If two bodies have different electric potentials, a potential difference exists between the bodies. Consider two bodies A and B having potentials of 5 volts and 3 volts respectively as shown in below Figure Each coulomb of charge on body A has an energy of 5 joules while each coulomb of charge on body B has an energy of 3 joules. Clearly, body A is at higher potential than the body B.
Figure 1
Figure 2
If the two bodies are joined through a conductor [See Fig.2], then electrons will flow from body B to body A. When the two bodies attain the same potential, the flow of current stops. Therefore, we arrive at a very important conclusion that current will flow in a circuit if potential difference exists. No potential difference, no current flow. It may be noted that potential difference is sometimes called voltage.
Unit. Since the unit of electric potential is volt, one can expect that unit of potential difference will also be volt. It is defined as under :
The potential difference between two points is 1 volt if one joule of work is **done or released in transferring 1 coulomb of charge from one point to the other.
Maintaining Potential Difference
A device that maintains potential difference between two points is said to develop electromotive force (e.m.f.). A simple example is that of a cell.Below Figure shows the familiar voltaic cell. It consists of a copper plate (called anode) and a zinc rod (called cathode) immersed in dilute `H_2So_4`.

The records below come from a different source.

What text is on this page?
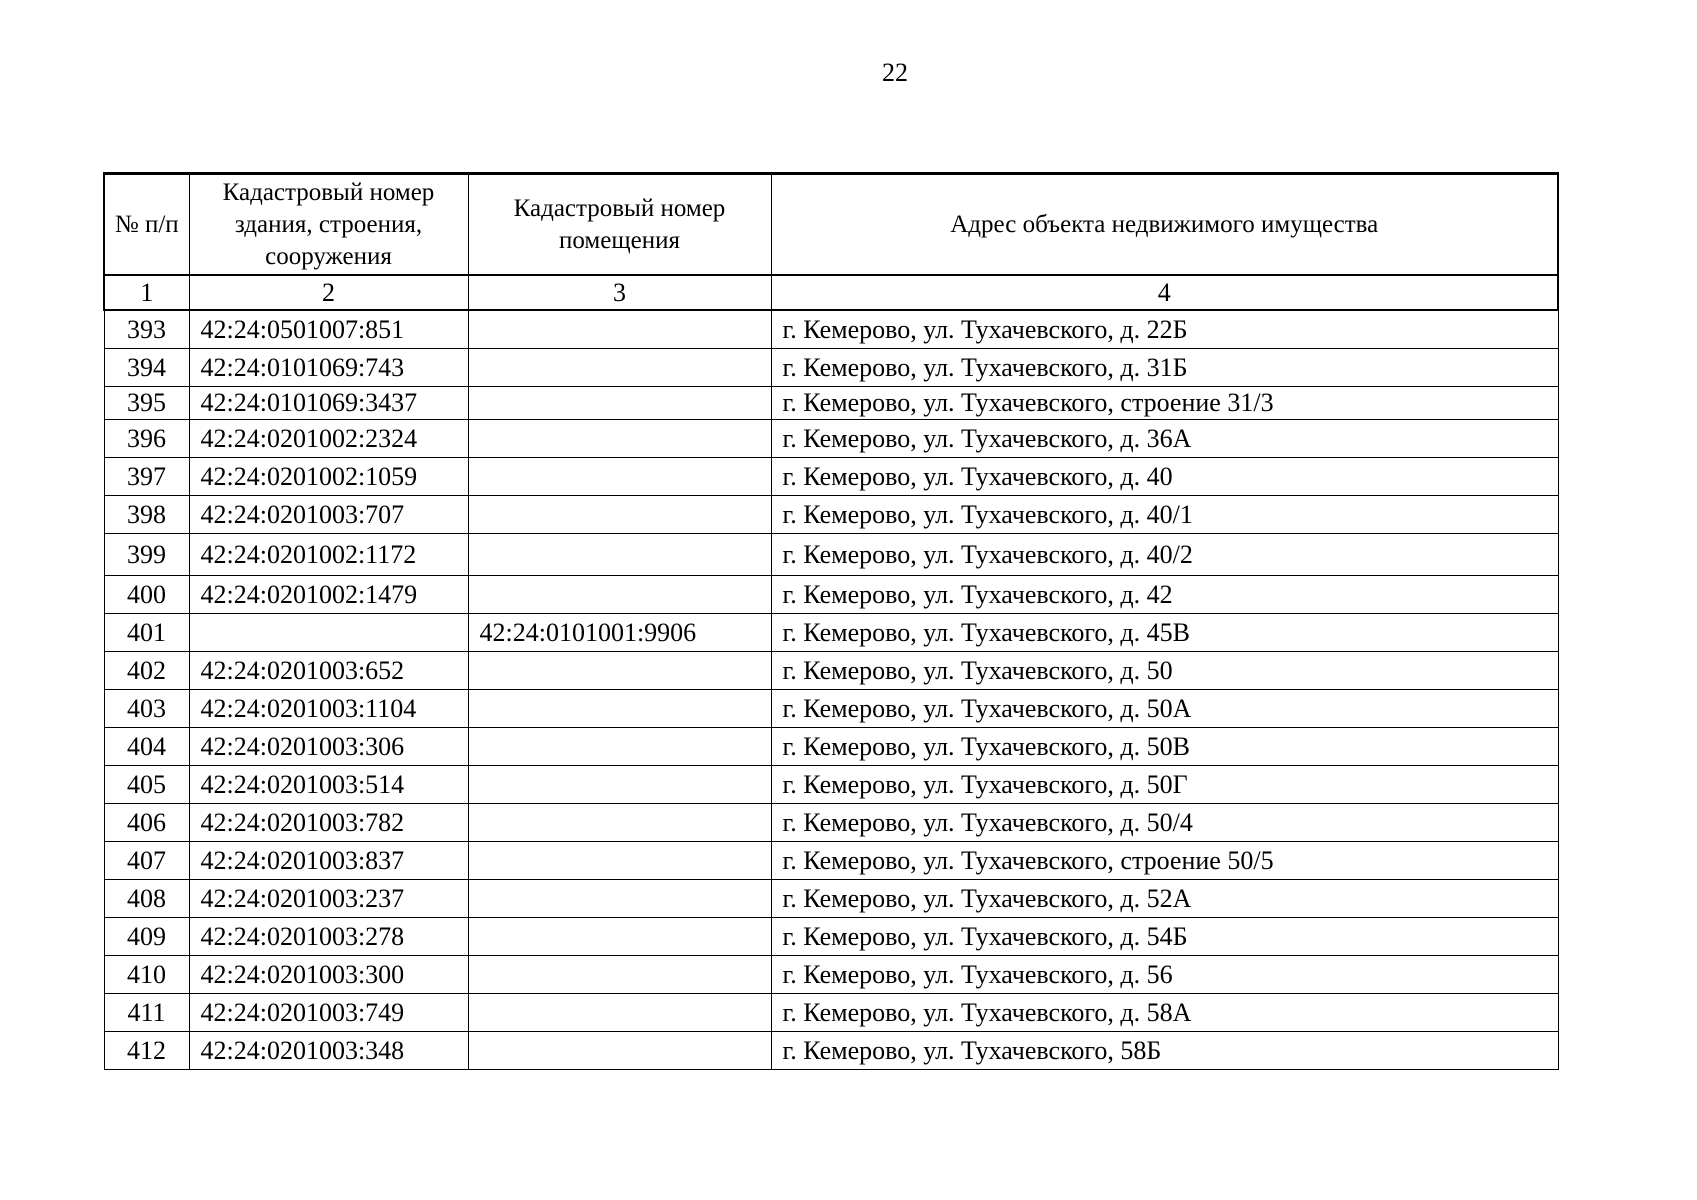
22
№ п/п	Кадастровый номер здания, строения, сооружения	Кадастровый номер помещения	Адрес объекта недвижимого имущества
1	2	3	4
393	42:24:0501007:851		г. Кемерово, ул. Тухачевского, д. 22Б
394	42:24:0101069:743		г. Кемерово, ул. Тухачевского, д. 31Б
395	42:24:0101069:3437		г. Кемерово, ул. Тухачевского, строение 31/3
396	42:24:0201002:2324		г. Кемерово, ул. Тухачевского, д. 36А
397	42:24:0201002:1059		г. Кемерово, ул. Тухачевского, д. 40
398	42:24:0201003:707		г. Кемерово, ул. Тухачевского, д. 40/1
399	42:24:0201002:1172		г. Кемерово, ул. Тухачевского, д. 40/2
400	42:24:0201002:1479		г. Кемерово, ул. Тухачевского, д. 42
401		42:24:0101001:9906	г. Кемерово, ул. Тухачевского, д. 45В
402	42:24:0201003:652		г. Кемерово, ул. Тухачевского, д. 50
403	42:24:0201003:1104		г. Кемерово, ул. Тухачевского, д. 50А
404	42:24:0201003:306		г. Кемерово, ул. Тухачевского, д. 50В
405	42:24:0201003:514		г. Кемерово, ул. Тухачевского, д. 50Г
406	42:24:0201003:782		г. Кемерово, ул. Тухачевского, д. 50/4
407	42:24:0201003:837		г. Кемерово, ул. Тухачевского, строение 50/5
408	42:24:0201003:237		г. Кемерово, ул. Тухачевского, д. 52А
409	42:24:0201003:278		г. Кемерово, ул. Тухачевского, д. 54Б
410	42:24:0201003:300		г. Кемерово, ул. Тухачевского, д. 56
411	42:24:0201003:749		г. Кемерово, ул. Тухачевского, д. 58А
412	42:24:0201003:348		г. Кемерово, ул. Тухачевского, 58Б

The chemical action taking place in the cell removes electrons from copper plate and transfers them to the zinc rod. This transference of electrons takes place through the agency of dil.`H_2So_4` (called electrolyte). Consequently, the copper plate attains a positive charge of +Q coulombs and zinc rod a charge of –Q coulombs. The chemical action of the cell has done a certain amount of work (say W joules) to do so. Clearly, the potential difference between the two plates will be W/Q volts. If the two plates are joined through a wire, some electrons from zinc rod will be attracted through the wire to copper plate. The chemical action of the cell now transfers an equal amount of electrons from copper plate to zinc rod internally through the cell to maintain original potential difference (i.e. W/Q). This process continues so long as the circuit is complete or so long as there is chemical energy. The flow of electrons through the external wire from zinc rod to copper plate is the electric current. Thus potential difference causes current to flow while an e.m.f. maintains the potential difference. Although both e.m.f. and p.d. are measured in volts, they do not mean exactly the same thing.
Conclusion
The Electromotive force is given (E.M.F) current generated at source such as a battery or generator which makes the electrons passage in a circuit and produces electrical current movement between two ends of circuit It is expressed in volts (V).Alternatively, the potential difference as a term comprises of voltage drop across an individual device or between two points on any circuit. It embodies the work done by moving electrons from one point to another in a circuit. The potential difference itself is measured in volts (V). Just as E.M_F _ and the corresponding PD are fundamental concepts of electricity, they also need further explanation for one to have an adequate understanding on electric circuits analysis.